Many consumers may be panicking at the interest rate increases set in motion with today's rate hike by the Federal Reserve.
Yet the Fed has said it will raise the federal funds rate — which serves as the benchmark for all other interest rates — at a "measured" pace. And the impact of higher rates may be further muted because rates are starting from such a low point.
Now, the federal funds rate is at 1.25 percent, still its lowest level in decades. But longer-term, interest rates are forecasted to increase to 2.25 percent by the end of 2004 and 3.75 percent by year-end 2005.
Changes in interest rates can affect the overall economy, with higher interest rates being considered "bearish," while lower interest rates are "bullish."
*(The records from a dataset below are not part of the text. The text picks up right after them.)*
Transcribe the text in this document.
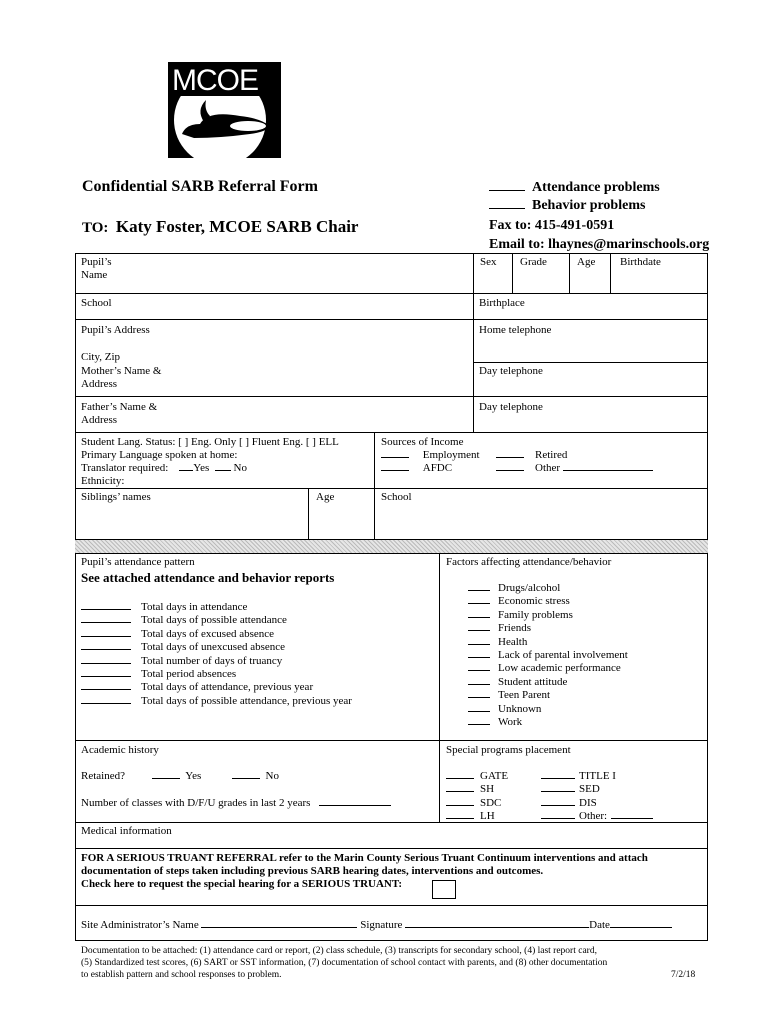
MCOE
Confidential SARB Referral Form
TO: Katy Foster, MCOE SARB Chair
Attendance problems
Behavior problems
Fax to: 415-491-0591
Email to: lhaynes@marinschools.org
Pupil’s
Name
Sex Grade	Age Birthdate
School	Birthplace
Pupil’s Address
City, Zip
Home telephone
Mother’s Name &
Address
Day telephone
Father’s Name &
Address
Day telephone
Student Lang. Status: [ ] Eng. Only [ ] Fluent Eng. [ ] ELL
Primary Language spoken at home:
Translator required: Yes No
Ethnicity:
Sources of Income
Employment	Retired
AFDC	Other
Siblings’ names	Age	School
Pupil’s attendance pattern
See attached attendance and behavior reports
Total days in attendance
Total days of possible attendance
Total days of excused absence
Total days of unexcused absence
Total number of days of truancy
Total period absences
Total days of attendance, previous year
Total days of possible attendance, previous year
Factors affecting attendance/behavior
Drugs/alcohol
Economic stress
Family problems
Friends
Health
Lack of parental involvement
Low academic performance
Student attitude
Teen Parent
Unknown
Work
Academic history
Retained?	Yes	No
Number of classes with D/F/U grades in last 2 years
Special programs placement
GATE
SH
SDC
LH
TITLE I
SED
DIS
Other:
Medical information
FOR A SERIOUS TRUANT REFERRAL refer to the Marin County Serious Truant Continuum interventions and attach
documentation of steps taken including previous SARB hearing dates, interventions and outcomes.
Check here to request the special hearing for a SERIOUS TRUANT:
Site Administrator’s Name	Signature	Date
Documentation to be attached: (1) attendance card or report, (2) class schedule, (3) transcripts for secondary school, (4) last report card,
(5) Standardized test scores, (6) SART or SST information, (7) documentation of school contact with parents, and (8) other documentation
to establish pattern and school responses to problem.	7/2/18
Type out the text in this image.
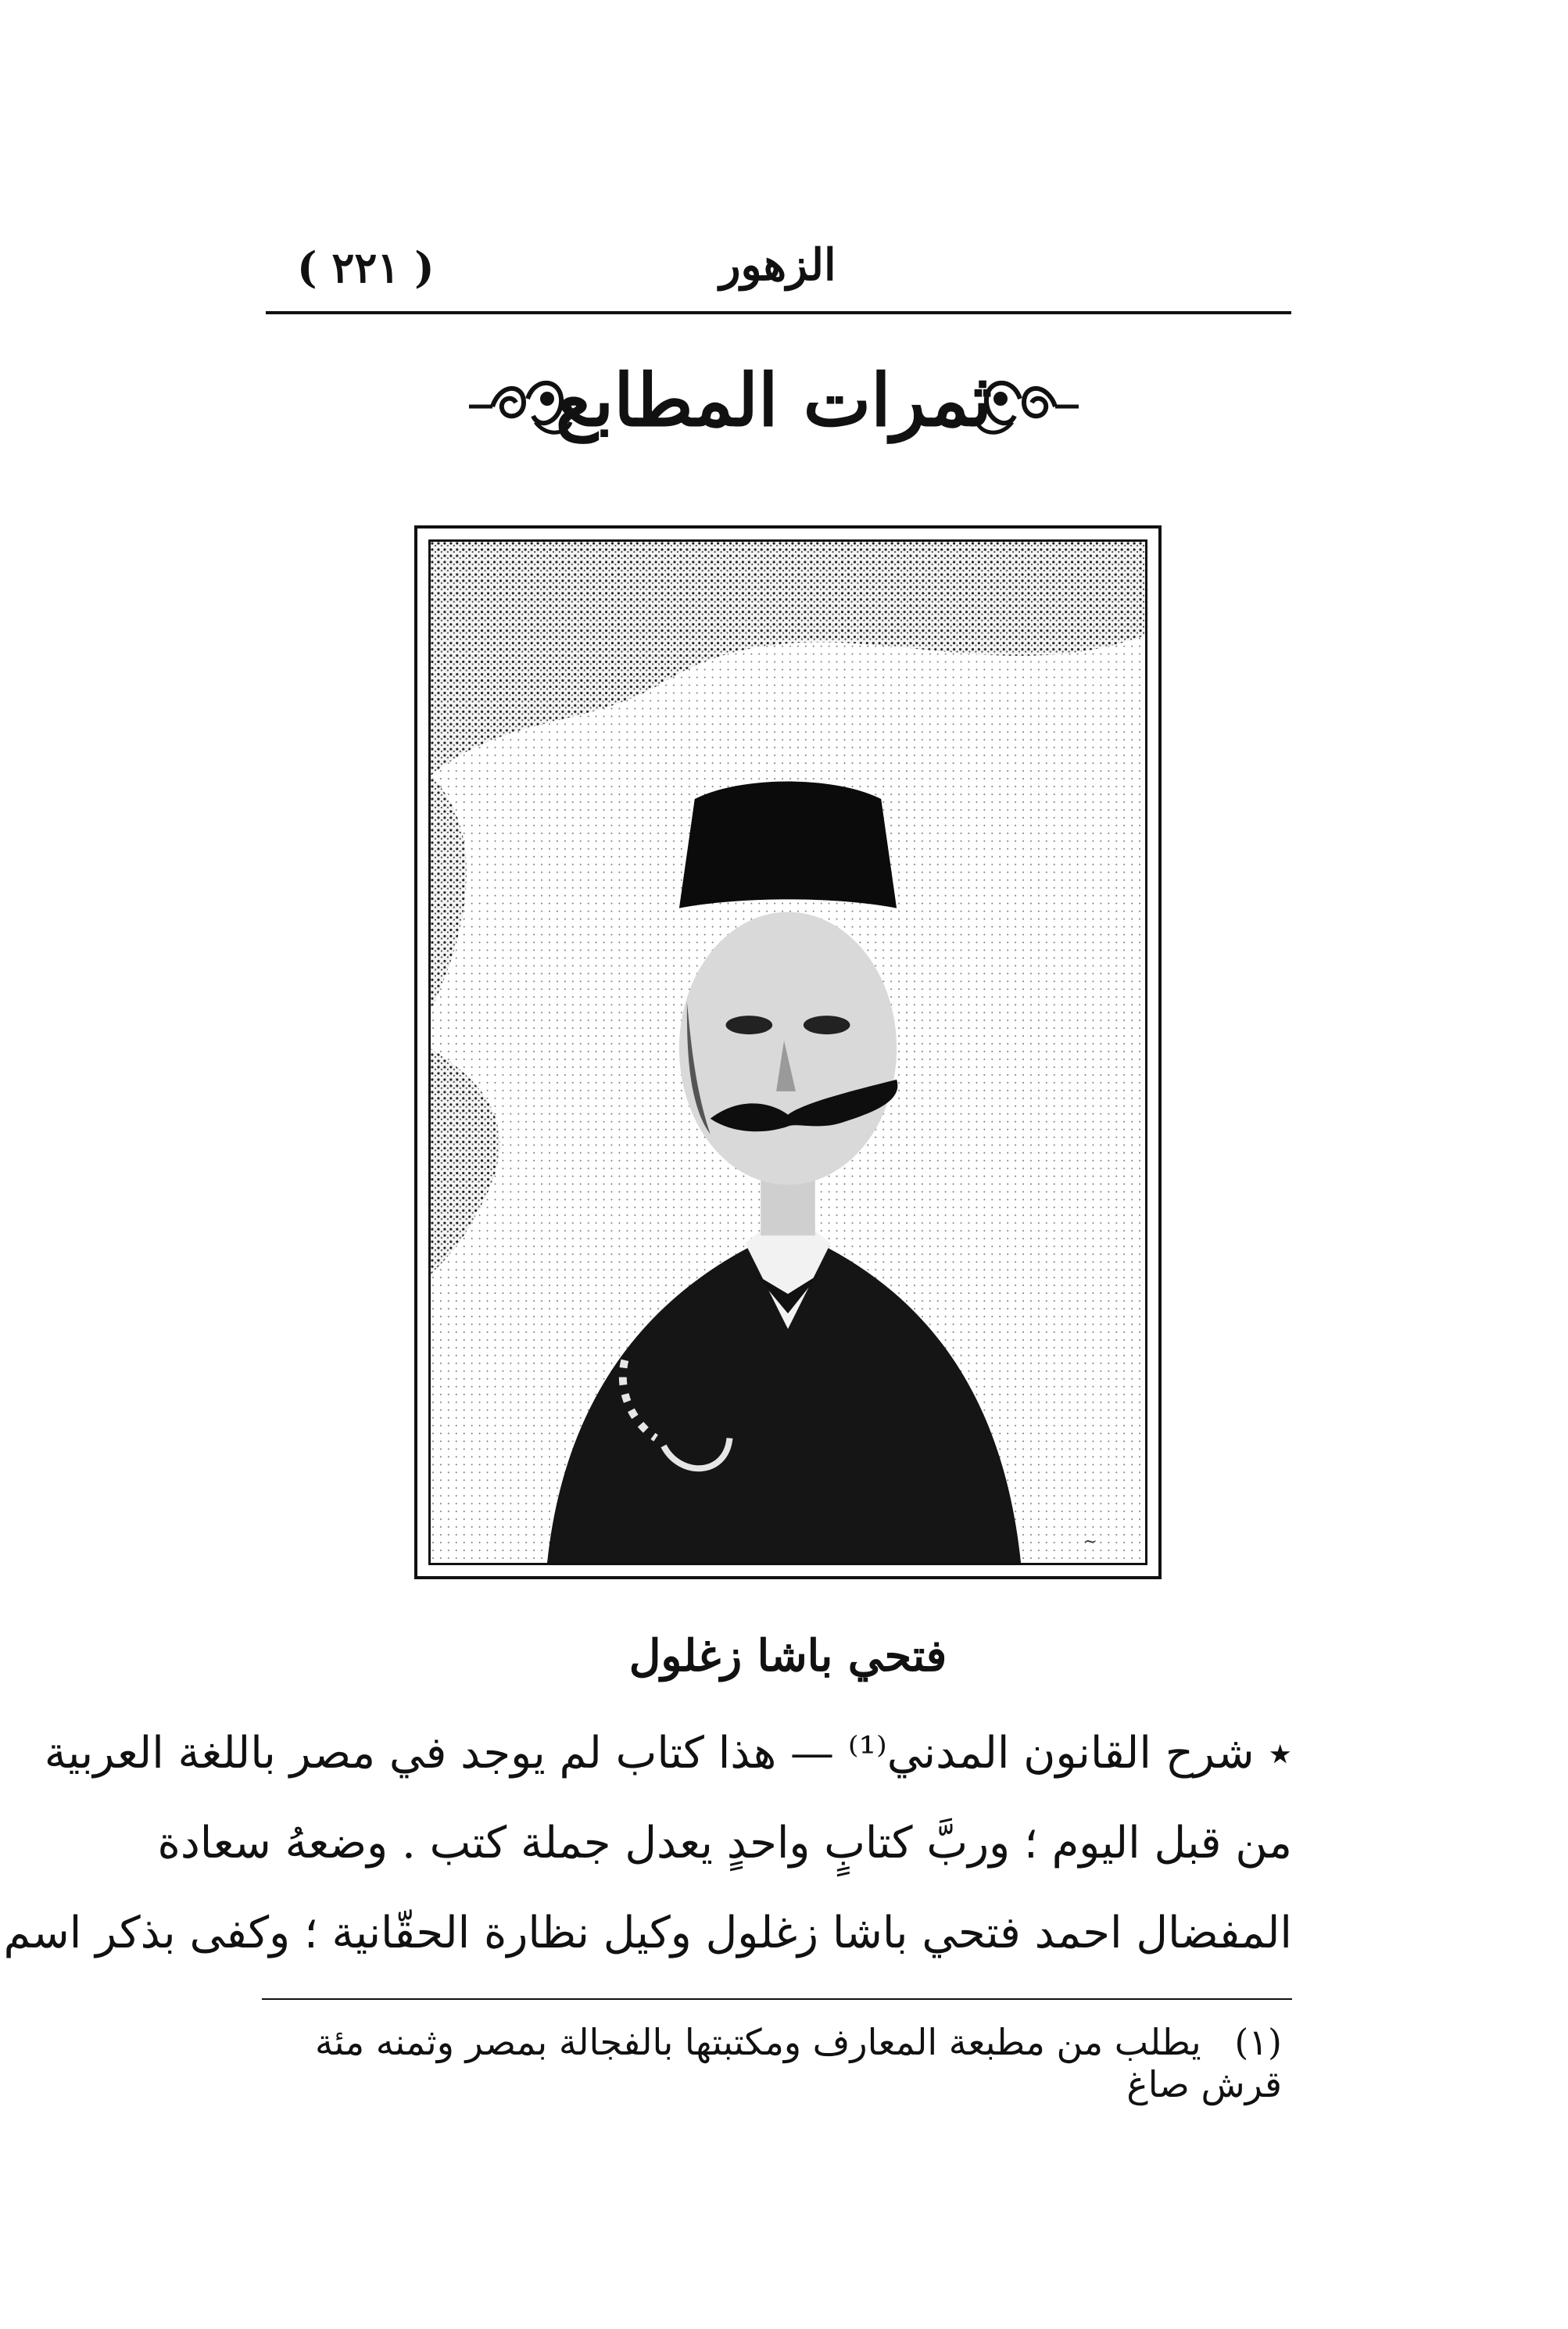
( ٢٢١ )	الزهور
ثمرات المطابع
~
فتحي باشا زغلول

٭ شرح القانون المدني⁽¹⁾ — هذا كتاب لم يوجد في مصر باللغة العربية
من قبل اليوم ؛ وربَّ كتابٍ واحدٍ يعدل جملة كتب . وضعهُ سعادة
المفضال احمد فتحي باشا زغلول وكيل نظارة الحقّانية ؛ وكفى بذكر اسم

(١) يطلب من مطبعة المعارف ومكتبتها بالفجالة بمصر وثمنه مئة قرش صاغ
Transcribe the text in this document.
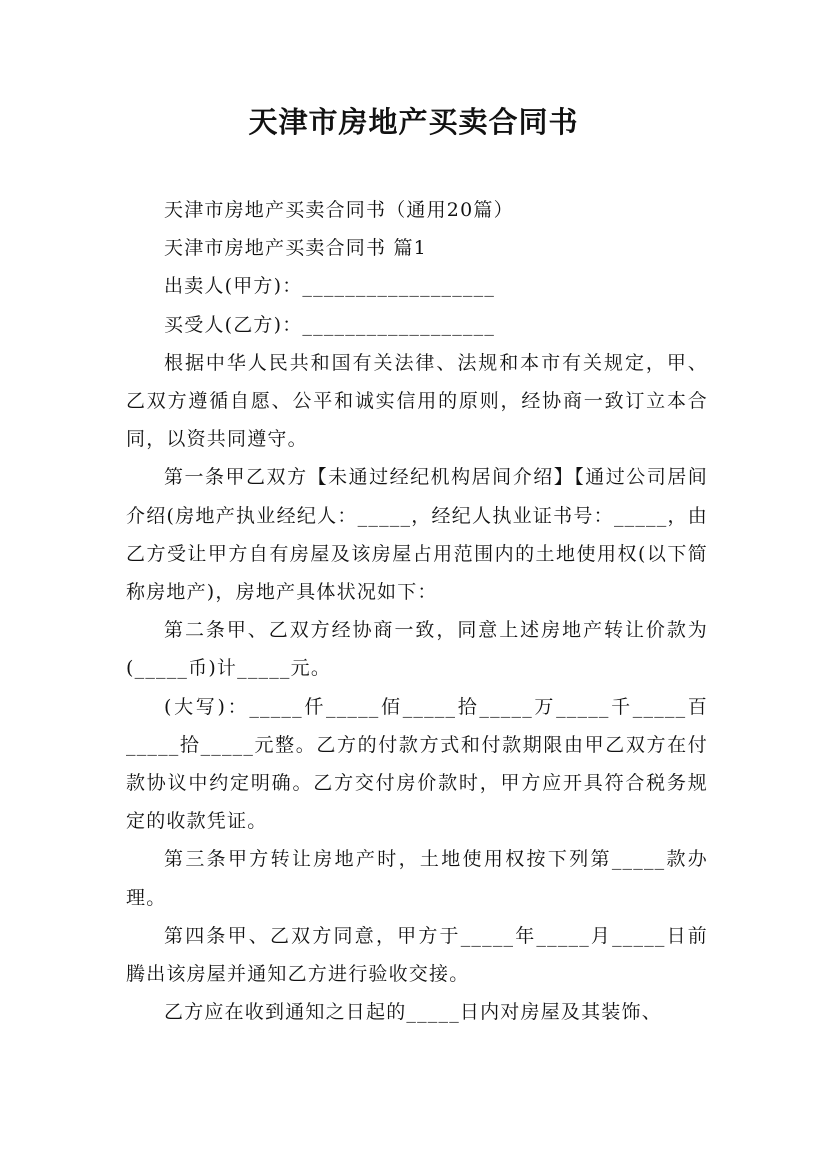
天津市房地产买卖合同书

天津市房地产买卖合同书（通用20篇）

天津市房地产买卖合同书 篇1

出卖人(甲方)：__________________

买受人(乙方)：__________________

根据中华人民共和国有关法律、法规和本市有关规定，甲、乙双方遵循自愿、公平和诚实信用的原则，经协商一致订立本合同，以资共同遵守。

第一条甲乙双方【未通过经纪机构居间介绍】【通过公司居间介绍(房地产执业经纪人：_____，经纪人执业证书号：_____，由乙方受让甲方自有房屋及该房屋占用范围内的土地使用权(以下简称房地产)，房地产具体状况如下：

第二条甲、乙双方经协商一致，同意上述房地产转让价款为(_____币)计_____元。

(大写)：_____仟_____佰_____拾_____万_____千_____百_____拾_____元整。乙方的付款方式和付款期限由甲乙双方在付款协议中约定明确。乙方交付房价款时，甲方应开具符合税务规定的收款凭证。

第三条甲方转让房地产时，土地使用权按下列第_____款办理。

第四条甲、乙双方同意，甲方于_____年_____月_____日前腾出该房屋并通知乙方进行验收交接。

乙方应在收到通知之日起的_____日内对房屋及其装饰、
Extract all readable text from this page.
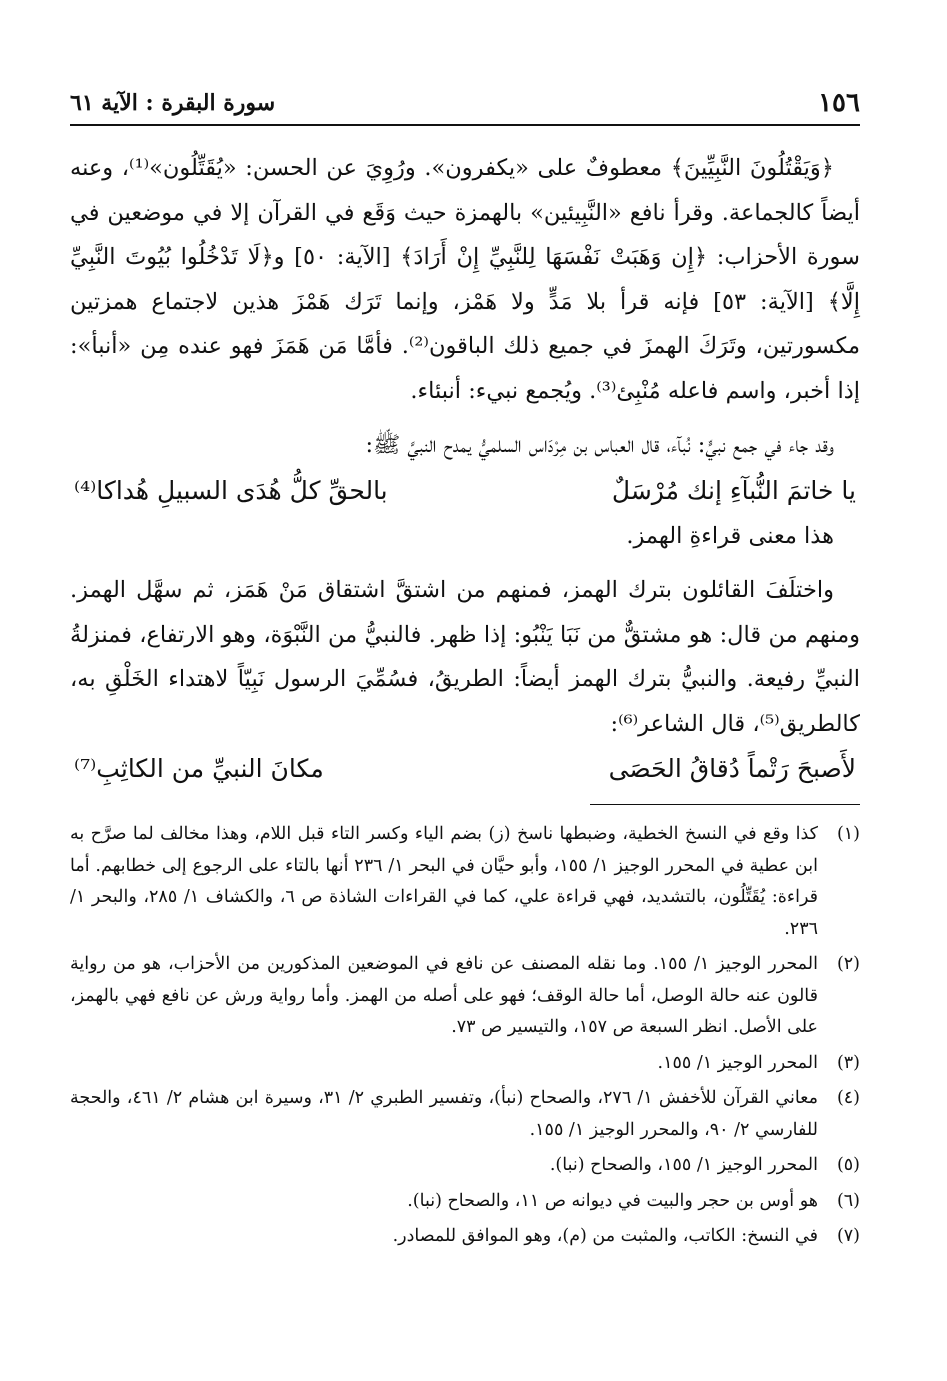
١٥٦
سورة البقرة : الآية ٦١

﴿وَيَقْتُلُونَ النَّبِيِّينَ﴾ معطوفٌ على «يكفرون». ورُوِيَ عن الحسن: «يُقَتِّلُون»⁽¹⁾، وعنه أيضاً كالجماعة. وقرأ نافع «النَّبِيئين» بالهمزة حيث وَقَع في القرآن إلا في موضعين في سورة الأحزاب: ﴿إِن وَهَبَتْ نَفْسَهَا لِلنَّبِيِّ إِنْ أَرَادَ﴾ [الآية: ٥٠] و﴿لَا تَدْخُلُوا بُيُوتَ النَّبِيِّ إِلَّا﴾ [الآية: ٥٣] فإنه قرأ بلا مَدٍّ ولا هَمْز، وإنما تَرَك هَمْزَ هذين لاجتماع همزتين مكسورتين، وتَرَكَ الهمزَ في جميع ذلك الباقون⁽²⁾. فأمَّا مَن هَمَزَ فهو عنده مِن «أنبأ»: إذا أخبر، واسم فاعله مُنْبِئ⁽³⁾. ويُجمع نبيء: أنبئاء.

وقد جاء في جمع نبيٍّ: نُبآء، قال العباس بن مِرْدَاس السلميُّ يمدح النبيَّ ﷺ:

يا خاتمَ النُّبآءِ إنك مُرْسَلٌ
بالحقِّ كلُّ هُدَى السبيلِ هُداكا⁽⁴⁾

هذا معنى قراءةِ الهمز.

واختلَفَ القائلون بترك الهمز، فمنهم من اشتقَّ اشتقاق مَنْ هَمَز، ثم سهَّل الهمز. ومنهم من قال: هو مشتقٌّ من نَبَا يَنْبُو: إذا ظهر. فالنبيُّ من النَّبْوَة، وهو الارتفاع، فمنزلةُ النبيِّ رفيعة. والنبيُّ بترك الهمز أيضاً: الطريقُ، فسُمِّيَ الرسول نَبِيّاً لاهتداء الخَلْقِ به، كالطريق⁽⁵⁾، قال الشاعر⁽⁶⁾:

لأَصبحَ رَتْماً دُقاقُ الحَصَى
مكانَ النبيِّ من الكاثِبِ⁽⁷⁾
(١)
كذا وقع في النسخ الخطية، وضبطها ناسخ (ز) بضم الياء وكسر التاء قبل اللام، وهذا مخالف لما صرَّح به ابن عطية في المحرر الوجيز ١/ ١٥٥، وأبو حيَّان في البحر ١/ ٢٣٦ أنها بالتاء على الرجوع إلى خطابهم. أما قراءة: يُقَتِّلُون، بالتشديد، فهي قراءة علي، كما في القراءات الشاذة ص ٦، والكشاف ١/ ٢٨٥، والبحر ١/ ٢٣٦.
(٢)
المحرر الوجيز ١/ ١٥٥. وما نقله المصنف عن نافع في الموضعين المذكورين من الأحزاب، هو من رواية قالون عنه حالة الوصل، أما حالة الوقف؛ فهو على أصله من الهمز. وأما رواية ورش عن نافع فهي بالهمز، على الأصل. انظر السبعة ص ١٥٧، والتيسير ص ٧٣.
(٣)
المحرر الوجيز ١/ ١٥٥.
(٤)
معاني القرآن للأخفش ١/ ٢٧٦، والصحاح (نبأ)، وتفسير الطبري ٢/ ٣١، وسيرة ابن هشام ٢/ ٤٦١، والحجة للفارسي ٢/ ٩٠، والمحرر الوجيز ١/ ١٥٥.
(٥)
المحرر الوجيز ١/ ١٥٥، والصحاح (نبا).
(٦)
هو أوس بن حجر والبيت في ديوانه ص ١١، والصحاح (نبا).
(٧)
في النسخ: الكاتب، والمثبت من (م)، وهو الموافق للمصادر.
Essentially, higher interest rates tend to slow economic activity as they raise borrowing costs for consumers and businesses, while lower interest rates stimulate economic activity.
Either way, interest rates influence the sales environment. In the consumer sector, the rate at which homes or cars are purchased tends to slow as interest rates rise. For businesses, particularly those with high debt loads or those which have to finance high inventory levels, interest rates are a significant factor as the interest cost has a direct impact on corporate profits.
Interest Rate Impact
With the Fed having raised interest rates, the impact on consumer loans will vary. Many consumer loans have already accounted for the rate increase. For the consumer, this means rates for car loans, mortgages and home equity products are on the way up.
On mortgages: Mortgage follow yields various U.S. Treasuries and other indexes, which usually price in anticipated rate increases. As such, mortgage rates have already begun to rise. The shorter the term of your loan, such as those with short-term adjustable rates, the more quickly your interest rate will be affected.
Where are rates now? As of June 23, the average 30-year fixed-rate mortgage dipped from 6.35 percent to 6.3 percent, while the 15-year fixed-rate mortgage fell from 5.75 percent to 5.72 percent and the jumbo 30-year fixed-rate mortgage dropped from 6.53 percent to 6.5 percent. The average one-year adjustable-rate mortgage declined for the first time in three weeks, from 4.37 percent to 4.36 percent. Although rates recently dropped a bit, they will likely begin to climb again if the bond market forecasts more rate increases later his year.
On car loans: Interest rates on car loans are linked to movement in the yields on the 2-year Treasury, which has already priced in the anticipated federal funds rate hike. So, those looking to buy a new car may have already seen increases in car loan interest rates. However, if you already have a car loan, no need to worry as your rate is fixed.
Where are rates now? As of June 23, the average rate for four-year and five-year new-car loans increased to 7.43 percent and 7.46 percent, respectively. The average rate for three-year new-car loans was unchanged at 7.4 percent, but is still up from 7.16 percent at the end of March. The average three-year used-car loan rate was unchanged at 8.46 percent.
On certificates of deposit (CDs): Yields on CDs will be impacted by a rise in the federal funds rate. When investors command higher returns for investing in Treasury securities, banks are compelled to increase yields on CDs to retain and attract customers.